Hello Experts,
I know this kind of question must have been asked here before but by searching I didnt find a solution:
My question is: What are the best Java libraries to "fully download any wepage and render the built in JavaScript(s) and then access the rendered webpage (that is the DOM-Tree !) programatically and get the DOM Tree as an "HTML-Source".
(Something similarly what firebug does in the end, it renders the page and I get access to the fully rendered DOM Tree, as the page looks like in the browser! In contrast if I click "show source" I only get the JavaScript source code. This it not what I want. I need to have access to the rendered page...)
(With rendering I mean only rendering the DOM Tree not a visual rendering...)
This does not have to be one single library, it's ok to have several libraries that can accomplish this together (one will download, one render...)but due to the dynamic nature of JavaScript most likely the JavaScript library will also have to have some kind of downloader to fully render any asynchronous JS...

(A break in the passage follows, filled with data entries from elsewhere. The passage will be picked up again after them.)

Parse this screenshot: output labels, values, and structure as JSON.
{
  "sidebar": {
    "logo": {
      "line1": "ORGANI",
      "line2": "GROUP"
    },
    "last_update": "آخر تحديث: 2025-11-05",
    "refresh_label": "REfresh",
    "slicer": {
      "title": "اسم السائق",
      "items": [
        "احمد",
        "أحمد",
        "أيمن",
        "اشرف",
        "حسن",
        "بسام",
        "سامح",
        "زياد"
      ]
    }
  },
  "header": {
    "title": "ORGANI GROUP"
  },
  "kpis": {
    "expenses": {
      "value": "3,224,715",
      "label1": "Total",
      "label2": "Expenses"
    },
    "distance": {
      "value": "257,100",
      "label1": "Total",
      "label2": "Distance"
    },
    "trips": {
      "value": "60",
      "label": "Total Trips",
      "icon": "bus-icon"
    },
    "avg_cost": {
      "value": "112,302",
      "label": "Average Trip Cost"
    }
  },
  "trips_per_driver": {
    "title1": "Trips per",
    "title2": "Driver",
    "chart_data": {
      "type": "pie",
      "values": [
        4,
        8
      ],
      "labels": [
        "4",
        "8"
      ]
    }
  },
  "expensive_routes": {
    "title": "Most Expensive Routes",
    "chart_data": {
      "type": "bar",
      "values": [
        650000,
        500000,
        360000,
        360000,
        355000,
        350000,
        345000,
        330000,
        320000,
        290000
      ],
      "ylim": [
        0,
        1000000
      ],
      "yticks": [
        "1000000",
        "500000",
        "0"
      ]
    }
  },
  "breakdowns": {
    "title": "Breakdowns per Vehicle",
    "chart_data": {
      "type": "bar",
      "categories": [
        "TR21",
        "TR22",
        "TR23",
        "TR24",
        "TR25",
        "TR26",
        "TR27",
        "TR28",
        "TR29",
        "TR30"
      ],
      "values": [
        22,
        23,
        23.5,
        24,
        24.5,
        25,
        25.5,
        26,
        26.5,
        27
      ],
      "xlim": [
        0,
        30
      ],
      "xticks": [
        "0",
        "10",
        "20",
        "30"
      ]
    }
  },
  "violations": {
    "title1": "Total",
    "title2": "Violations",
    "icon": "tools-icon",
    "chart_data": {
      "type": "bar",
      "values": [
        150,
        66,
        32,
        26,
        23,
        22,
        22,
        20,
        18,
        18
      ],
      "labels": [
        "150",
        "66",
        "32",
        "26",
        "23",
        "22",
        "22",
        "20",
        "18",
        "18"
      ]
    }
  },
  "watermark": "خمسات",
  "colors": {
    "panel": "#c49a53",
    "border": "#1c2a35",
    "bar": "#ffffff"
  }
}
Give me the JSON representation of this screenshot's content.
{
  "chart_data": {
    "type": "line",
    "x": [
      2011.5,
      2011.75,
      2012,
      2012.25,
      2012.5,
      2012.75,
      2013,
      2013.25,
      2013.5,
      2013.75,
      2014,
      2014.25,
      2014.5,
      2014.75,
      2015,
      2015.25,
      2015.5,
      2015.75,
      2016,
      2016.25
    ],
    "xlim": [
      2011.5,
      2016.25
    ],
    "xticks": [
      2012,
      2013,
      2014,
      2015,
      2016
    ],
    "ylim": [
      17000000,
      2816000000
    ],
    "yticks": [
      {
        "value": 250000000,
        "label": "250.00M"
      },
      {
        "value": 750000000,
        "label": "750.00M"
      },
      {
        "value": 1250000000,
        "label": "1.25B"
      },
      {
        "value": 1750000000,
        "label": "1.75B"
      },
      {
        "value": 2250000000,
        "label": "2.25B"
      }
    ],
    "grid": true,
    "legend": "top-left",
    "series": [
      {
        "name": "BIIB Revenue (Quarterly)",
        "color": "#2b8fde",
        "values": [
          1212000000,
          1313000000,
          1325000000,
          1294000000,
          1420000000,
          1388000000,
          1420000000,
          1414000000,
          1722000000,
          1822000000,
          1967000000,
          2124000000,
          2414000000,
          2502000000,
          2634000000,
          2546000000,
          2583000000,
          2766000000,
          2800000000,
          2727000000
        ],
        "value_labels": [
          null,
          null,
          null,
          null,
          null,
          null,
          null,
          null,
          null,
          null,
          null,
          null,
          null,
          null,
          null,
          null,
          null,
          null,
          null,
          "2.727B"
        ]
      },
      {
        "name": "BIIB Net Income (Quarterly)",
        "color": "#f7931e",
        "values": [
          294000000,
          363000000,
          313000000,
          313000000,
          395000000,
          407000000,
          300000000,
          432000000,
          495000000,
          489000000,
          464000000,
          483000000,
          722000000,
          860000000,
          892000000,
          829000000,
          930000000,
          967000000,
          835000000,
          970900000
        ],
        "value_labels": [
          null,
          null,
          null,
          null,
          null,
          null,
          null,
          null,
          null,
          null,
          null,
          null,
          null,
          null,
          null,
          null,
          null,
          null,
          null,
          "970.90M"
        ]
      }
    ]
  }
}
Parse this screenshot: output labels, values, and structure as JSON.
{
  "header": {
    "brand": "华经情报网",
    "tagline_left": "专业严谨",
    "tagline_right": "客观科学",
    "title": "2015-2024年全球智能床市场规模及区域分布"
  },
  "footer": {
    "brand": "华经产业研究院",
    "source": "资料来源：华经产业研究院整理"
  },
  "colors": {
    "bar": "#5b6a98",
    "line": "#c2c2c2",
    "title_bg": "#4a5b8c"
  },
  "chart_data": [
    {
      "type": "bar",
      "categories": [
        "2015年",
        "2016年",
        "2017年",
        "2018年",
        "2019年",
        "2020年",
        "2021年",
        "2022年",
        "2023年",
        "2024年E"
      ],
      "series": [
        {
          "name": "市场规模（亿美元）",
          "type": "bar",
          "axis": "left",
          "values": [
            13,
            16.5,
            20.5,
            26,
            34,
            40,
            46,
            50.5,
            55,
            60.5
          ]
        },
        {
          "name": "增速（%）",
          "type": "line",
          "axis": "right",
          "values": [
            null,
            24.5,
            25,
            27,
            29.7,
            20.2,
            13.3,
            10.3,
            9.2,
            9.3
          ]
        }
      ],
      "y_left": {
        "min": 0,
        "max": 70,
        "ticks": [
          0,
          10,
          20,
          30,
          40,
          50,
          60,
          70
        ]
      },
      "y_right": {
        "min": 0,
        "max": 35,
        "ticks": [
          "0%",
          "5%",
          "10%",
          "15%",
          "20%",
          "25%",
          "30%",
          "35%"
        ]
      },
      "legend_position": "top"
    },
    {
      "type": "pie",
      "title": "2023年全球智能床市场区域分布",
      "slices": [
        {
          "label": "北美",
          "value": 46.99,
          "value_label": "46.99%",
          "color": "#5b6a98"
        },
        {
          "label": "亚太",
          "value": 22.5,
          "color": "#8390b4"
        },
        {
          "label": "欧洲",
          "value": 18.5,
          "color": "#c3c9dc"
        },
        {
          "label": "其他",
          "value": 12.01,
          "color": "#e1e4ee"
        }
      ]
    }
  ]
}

Background: In the "good old days" HttpClient (Apache Library) was everything required to build your own very simple crawler. (A lot of cralwers like Nutch or Heretrix are still build around this core princible, mainly focussing on Standard HTML parsing, so I can't learn from them) My problem is that I need to crawl some websites that rely heavily on JavaScript and that I can't parse with HttpClient as I defenitely need to execute the JavaScripts before...
Thank you very much!! Tim